Zoo was reeds in de dagen der profetie het licht des Geestes opgegaan over het lijden van het uitverkoren volk, opdat het in dien lijdensweg zou zien wegen der verborgenheid Gods, waarlangs en waardoor de wondere goedertierenheid Gods, Zijne eeuwige liefde wordt geopenbaard in een plaatsbekleedend lijden over het uitverkoren volk, dat zijn wezenlijken vertegenwoordiger leert aanschouwen in den komenden Messias.

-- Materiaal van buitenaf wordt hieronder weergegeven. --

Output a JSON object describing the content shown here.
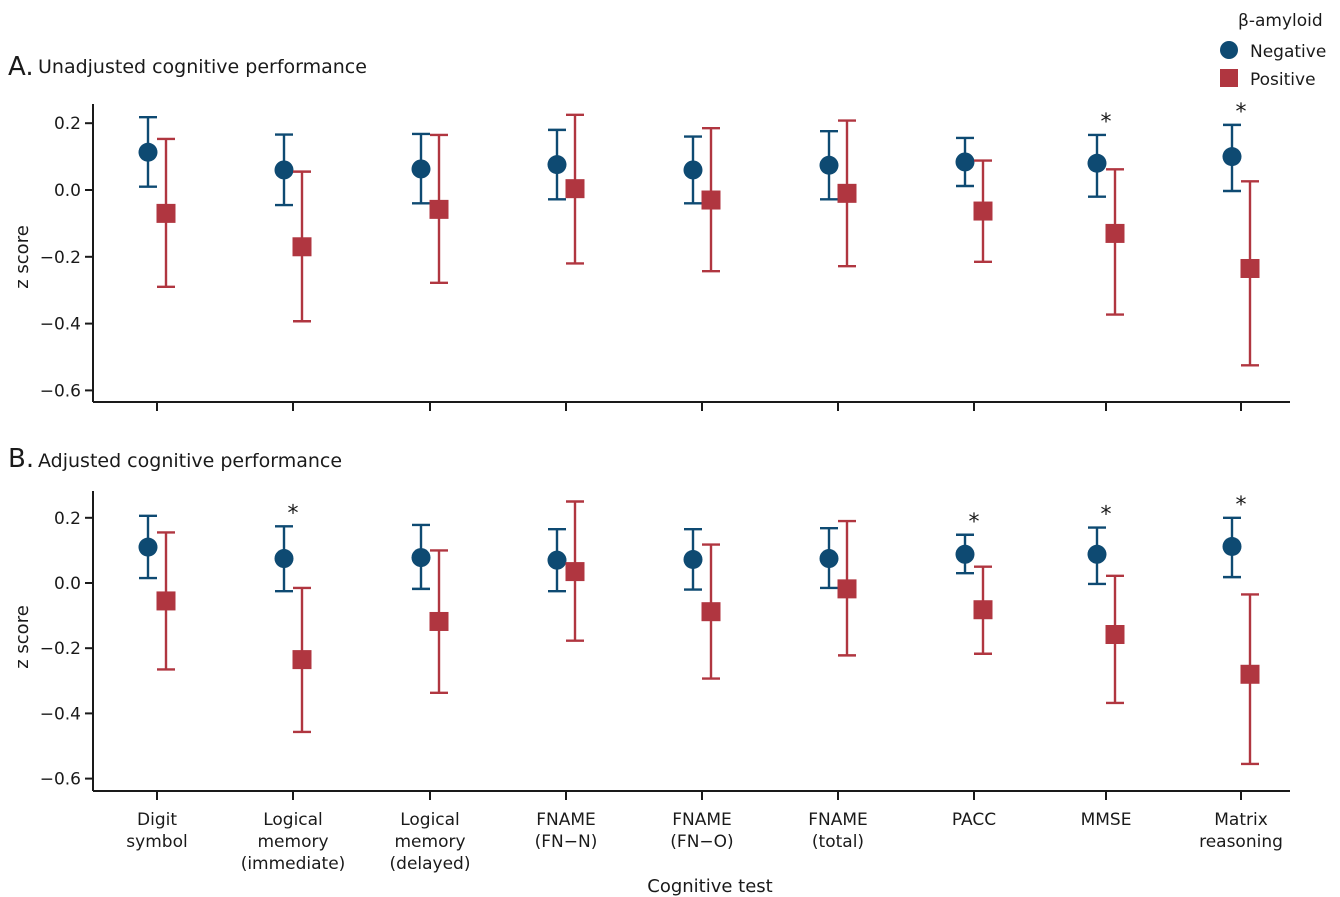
{
  "legend": {
    "title": "β-amyloid",
    "entries": [
      {
        "label": "Negative",
        "color": "#0e4a72",
        "marker": "circle"
      },
      {
        "label": "Positive",
        "color": "#b03640",
        "marker": "square"
      }
    ]
  },
  "xaxis": {
    "label": "Cognitive test",
    "categories": [
      [
        "Digit",
        "symbol"
      ],
      [
        "Logical",
        "memory",
        "(immediate)"
      ],
      [
        "Logical",
        "memory",
        "(delayed)"
      ],
      [
        "FNAME",
        "(FN−N)"
      ],
      [
        "FNAME",
        "(FN−O)"
      ],
      [
        "FNAME",
        "(total)"
      ],
      [
        "PACC"
      ],
      [
        "MMSE"
      ],
      [
        "Matrix",
        "reasoning"
      ]
    ]
  },
  "chart_data": [
    {
      "type": "scatter",
      "letter": "A.",
      "title": "Unadjusted cognitive performance",
      "ylabel": "z score",
      "ylim": [
        -0.63,
        0.26
      ],
      "yticks": [
        0.2,
        0.0,
        -0.2,
        -0.4,
        -0.6
      ],
      "ytick_labels": [
        "0.2",
        "0.0",
        "−0.2",
        "−0.4",
        "−0.6"
      ],
      "significant": [
        false,
        false,
        false,
        false,
        false,
        false,
        false,
        true,
        true
      ],
      "series": [
        {
          "name": "Negative",
          "values": [
            0.113,
            0.06,
            0.063,
            0.076,
            0.06,
            0.074,
            0.084,
            0.08,
            0.1
          ],
          "lower": [
            0.01,
            -0.045,
            -0.04,
            -0.028,
            -0.04,
            -0.028,
            0.012,
            -0.02,
            -0.003
          ],
          "upper": [
            0.218,
            0.166,
            0.168,
            0.18,
            0.16,
            0.176,
            0.156,
            0.165,
            0.195
          ]
        },
        {
          "name": "Positive",
          "values": [
            -0.07,
            -0.17,
            -0.058,
            0.004,
            -0.03,
            -0.01,
            -0.063,
            -0.13,
            -0.235
          ],
          "lower": [
            -0.29,
            -0.393,
            -0.278,
            -0.22,
            -0.243,
            -0.228,
            -0.215,
            -0.373,
            -0.525
          ],
          "upper": [
            0.153,
            0.055,
            0.165,
            0.225,
            0.185,
            0.208,
            0.088,
            0.062,
            0.026
          ]
        }
      ]
    },
    {
      "type": "scatter",
      "letter": "B.",
      "title": "Adjusted cognitive performance",
      "xlabel": "Cognitive test",
      "ylabel": "z score",
      "ylim": [
        -0.63,
        0.28
      ],
      "yticks": [
        0.2,
        0.0,
        -0.2,
        -0.4,
        -0.6
      ],
      "ytick_labels": [
        "0.2",
        "0.0",
        "−0.2",
        "−0.4",
        "−0.6"
      ],
      "significant": [
        false,
        true,
        false,
        false,
        false,
        false,
        true,
        true,
        true
      ],
      "series": [
        {
          "name": "Negative",
          "values": [
            0.11,
            0.075,
            0.078,
            0.07,
            0.072,
            0.075,
            0.088,
            0.088,
            0.112
          ],
          "lower": [
            0.015,
            -0.025,
            -0.018,
            -0.025,
            -0.02,
            -0.015,
            0.03,
            -0.003,
            0.018
          ],
          "upper": [
            0.206,
            0.174,
            0.178,
            0.165,
            0.165,
            0.168,
            0.148,
            0.17,
            0.2
          ]
        },
        {
          "name": "Positive",
          "values": [
            -0.055,
            -0.235,
            -0.118,
            0.035,
            -0.088,
            -0.018,
            -0.082,
            -0.158,
            -0.28
          ],
          "lower": [
            -0.265,
            -0.457,
            -0.337,
            -0.177,
            -0.293,
            -0.222,
            -0.217,
            -0.368,
            -0.555
          ],
          "upper": [
            0.155,
            -0.015,
            0.1,
            0.25,
            0.118,
            0.19,
            0.05,
            0.022,
            -0.035
          ]
        }
      ]
    }
  ]
}
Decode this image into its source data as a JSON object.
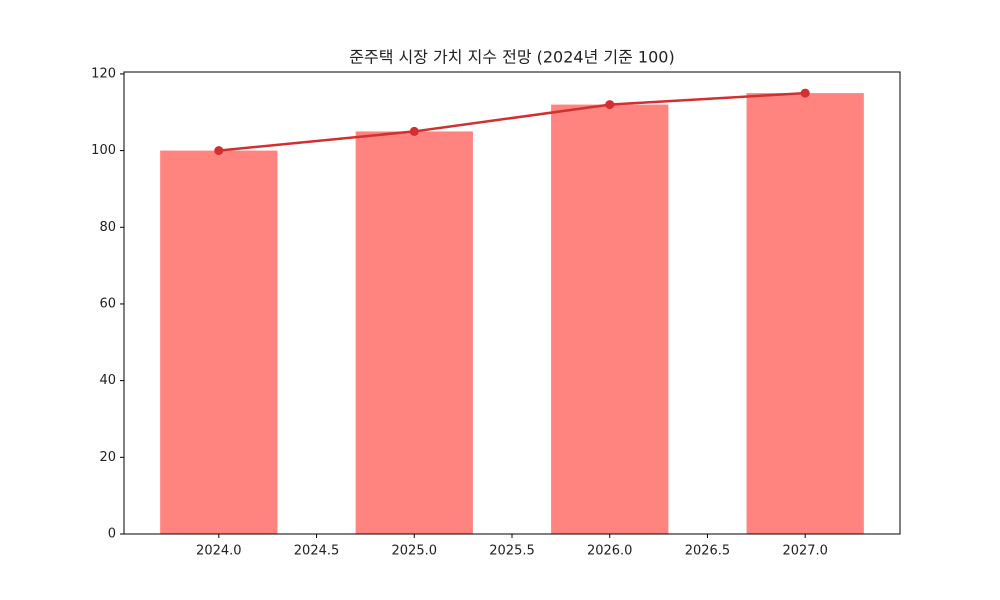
{
  "chart_data": {
    "type": "bar",
    "title": "준주택 시장 가치 지수 전망 (2024년 기준 100)",
    "x": [
      2024,
      2025,
      2026,
      2027
    ],
    "series": [
      {
        "type": "bar",
        "color": "#ff8480",
        "values": [
          100,
          105,
          112,
          115
        ]
      },
      {
        "type": "line",
        "color": "#d32f2f",
        "values": [
          100,
          105,
          112,
          115
        ]
      }
    ],
    "xlim": [
      2023.515,
      2027.485
    ],
    "xticks": [
      {
        "value": 2024,
        "label": "2024.0"
      },
      {
        "value": 2024.5,
        "label": "2024.5"
      },
      {
        "value": 2025,
        "label": "2025.0"
      },
      {
        "value": 2025.5,
        "label": "2025.5"
      },
      {
        "value": 2026,
        "label": "2026.0"
      },
      {
        "value": 2026.5,
        "label": "2026.5"
      },
      {
        "value": 2027,
        "label": "2027.0"
      }
    ],
    "ylim": [
      0,
      120.5
    ],
    "yticks": [
      0,
      20,
      40,
      60,
      80,
      100,
      120
    ],
    "grid": false
  }
}
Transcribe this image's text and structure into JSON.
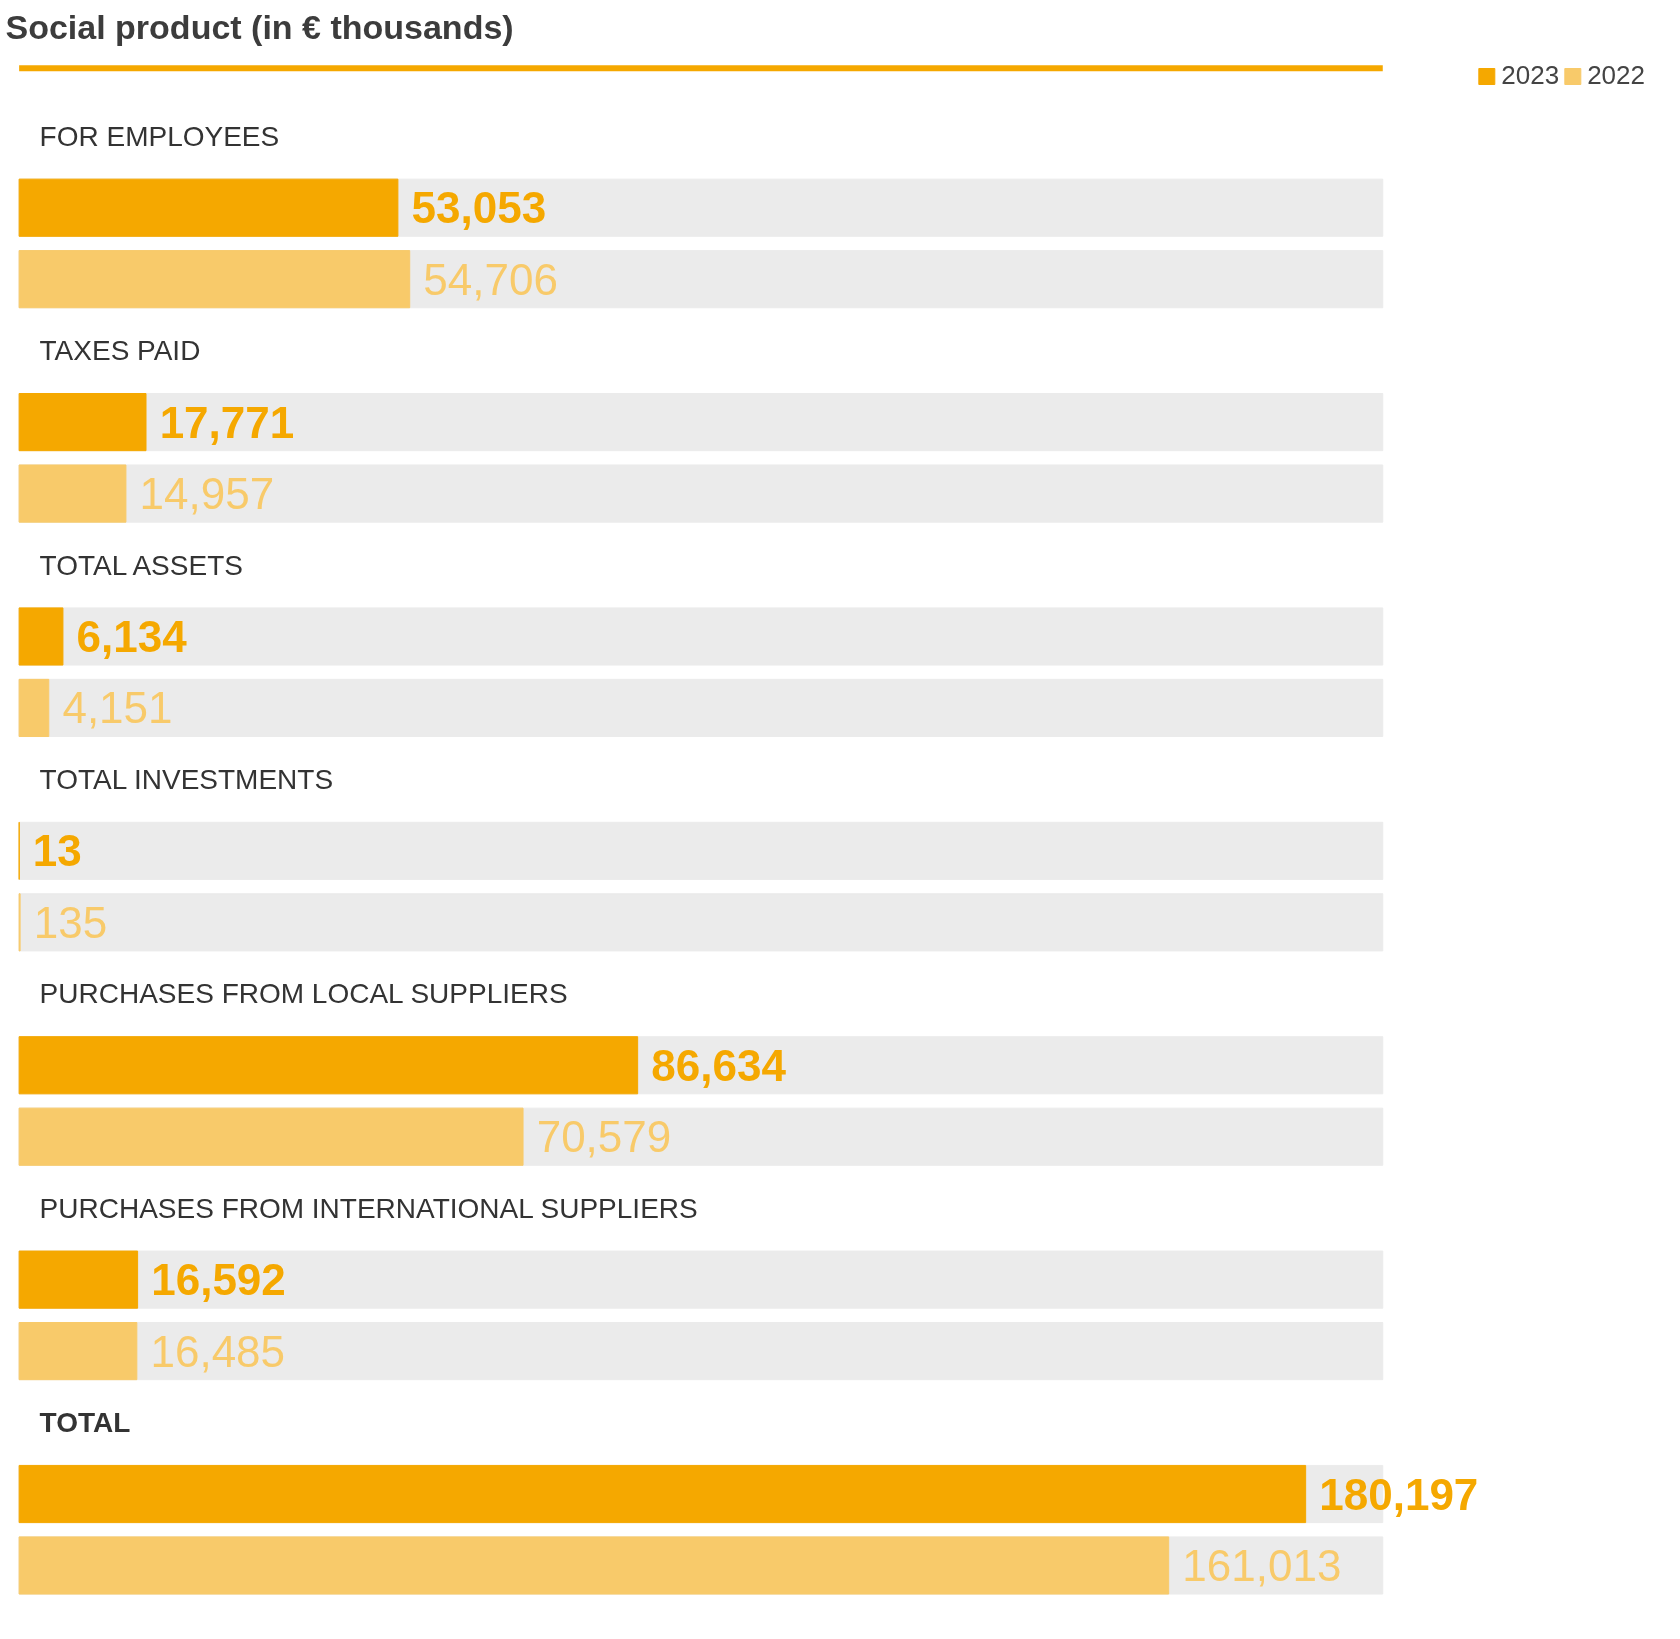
{
  "chart_data": {
    "type": "bar",
    "orientation": "horizontal",
    "title": "Social product (in € thousands)",
    "categories": [
      "FOR EMPLOYEES",
      "TAXES PAID",
      "TOTAL ASSETS",
      "TOTAL INVESTMENTS",
      "PURCHASES FROM LOCAL SUPPLIERS",
      "PURCHASES FROM INTERNATIONAL SUPPLIERS",
      "TOTAL"
    ],
    "series": [
      {
        "name": "2023",
        "color": "#f5a800",
        "values": [
          53053,
          17771,
          6134,
          13,
          86634,
          16592,
          180197
        ],
        "value_labels": [
          "53,053",
          "17,771",
          "6,134",
          "13",
          "86,634",
          "16,592",
          "180,197"
        ]
      },
      {
        "name": "2022",
        "color": "#f8ca6a",
        "values": [
          54706,
          14957,
          4151,
          135,
          70579,
          16485,
          161013
        ],
        "value_labels": [
          "54,706",
          "14,957",
          "4,151",
          "135",
          "70,579",
          "16,485",
          "161,013"
        ]
      }
    ],
    "xlim": [
      0,
      191000
    ],
    "legend": "top right",
    "tick_labels": false,
    "grid": false
  }
}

Zoo heeft dus Gods Heilige Geest wederbarend ingewerkt in Israëls uitverkoren volkskern, opdat als de volheid des tijds gekomen zou zijn, Gods gemeente des Nieuwen Verbonds rijp werd voor de aanschouwing van den Messias, den gekomen Middelaar Gods en der menschen, die met Zijn ééne zoenoffer ons Gods genade, gerechtigheid en het eeuwig leven zou verwerven en wedergeven. Het licht in de profetie opgegaan, had de strekking in de toekomende eeuwen het oog der uitverkoren Kerk des Heeren te openen voor Hem, die geen zonde gekend heeft, maar tot zonde gemaakt werd, opdat wij zouden worden rechtvaardigheid Gods in Hem.

Dit artikel werd u aangeboden door: https://www.hertog.nl

Deze tekst is geautomatiseerd gemaakt en kan nog fouten bevatten. Digibron werkt voortdurend aan correctie. Klik voor het origineel door naar de pdf. Voor opmerkingen, vragen, informatie: contact.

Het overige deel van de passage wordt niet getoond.